Ensuite, même si la Palestine est devenue officiellement membre de la Cour pénale internationale, elle ne pourra déposer des plaintes contre des personnes qu’après un délai d’environ deux mois. Et surtout, ce sera au procureur de la Cour de décider si ces plaintes sont recevables ou non, et s’il y a lieu de lancer une enquête. Ainsi, la poursuite en justice de Benyamin Netanyahu, par exemple, n’est pas pour demain.

Comment réagissent Israël et les Etats-Unis ?

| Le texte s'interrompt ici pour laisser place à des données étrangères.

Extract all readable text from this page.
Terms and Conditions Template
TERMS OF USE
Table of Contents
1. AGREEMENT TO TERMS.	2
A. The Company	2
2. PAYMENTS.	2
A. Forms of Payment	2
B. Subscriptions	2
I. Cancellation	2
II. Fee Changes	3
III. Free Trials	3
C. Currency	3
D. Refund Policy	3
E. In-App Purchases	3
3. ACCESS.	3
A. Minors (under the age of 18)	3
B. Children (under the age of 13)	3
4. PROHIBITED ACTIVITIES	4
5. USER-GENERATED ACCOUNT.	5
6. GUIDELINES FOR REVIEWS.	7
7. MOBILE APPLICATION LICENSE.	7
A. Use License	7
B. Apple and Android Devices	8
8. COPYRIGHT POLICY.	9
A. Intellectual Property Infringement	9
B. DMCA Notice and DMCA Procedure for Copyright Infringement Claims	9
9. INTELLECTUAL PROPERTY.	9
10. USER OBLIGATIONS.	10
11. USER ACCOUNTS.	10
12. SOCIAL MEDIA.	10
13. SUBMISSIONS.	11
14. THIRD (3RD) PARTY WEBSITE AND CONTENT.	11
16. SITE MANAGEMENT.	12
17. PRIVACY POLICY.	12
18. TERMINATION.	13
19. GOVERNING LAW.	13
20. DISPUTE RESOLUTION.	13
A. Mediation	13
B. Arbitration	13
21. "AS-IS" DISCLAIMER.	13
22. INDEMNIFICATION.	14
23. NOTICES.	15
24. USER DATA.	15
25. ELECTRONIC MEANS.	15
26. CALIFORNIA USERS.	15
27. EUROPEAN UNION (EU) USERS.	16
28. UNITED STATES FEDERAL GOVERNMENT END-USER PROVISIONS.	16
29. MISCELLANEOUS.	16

Les Palestiniens, en adhérant à la CPI, peuvent s’exposer eux aussi à des poursuites.
C’est la menace qu’a brandie le Premier ministre israélien. « L’Autorité palestinienne a plus à craindre de la CPI, elle a fait alliance avec le Hamas, qui est une organisation terroriste », a dit Benyamin Netanyahu. De plus, les Palestiniens s’exposent à des sanctions, car Israël n’a pas du tout apprécié que Mahmoud Abbas demande l’adhésion à la CPI.

Résultat, le gouvernement israélien a annoncé qu’il allait arrêter le transfert de taxes (recettes fiscales) qu’il collecte pour le compte des Palestiniens. Cela représente 106 millions d’euros, plus des deux tiers des recettes budgétaires propres de l’Autorité palestinienne, qui contribuent au paiement de plus de 150 000 fonctionnaires. Ce gel des transferts de taxes est une arme régulièrement utilisée par Israël pour punir les Palestiniens. La dernière fois, c’était en juin dernier, lors de la formation du gouvernement d’union avec le Hamas.

Sanctions financières donc, mais d’autres pourraient suivre. On se souvient qu’en 2012, lors de l’obtention par la Palestine d’un statut d’observateur à l’ONU, Israël avait annoncé la construction de logements supplémentaires dans les colonies israéliennes dans les territoires palestiniens occupés. Les Etats-unis, alliés des Israéliens, n’ont pas du tout apprécié non plus la démarche palestinienne vers la CPI, démarche jugée « contre-productive ». Ils pourraient, eux aussi, prendre des sanctions financières : geler tout ou partie des 400 millions de dollars qu’ils fournissent chaque année aux Palestiniens.

Il y a une législation aux Etats-Unis qui permet d’attribuer de l’argent aux Palestiniens et dit explicitement qu’en cas de poursuites palestiniennes contre des Israéliens devant de la CPI, l’argent donné au titre de l’Economic support fund (Programme de soutien économique) ne le serait plus. Israël compte d’ailleurs bien faire pression sur les membres du Congrès américain pour qu’ils appliquent cette législation et qu’ils ne versent plus d’aides aux Palestiniens.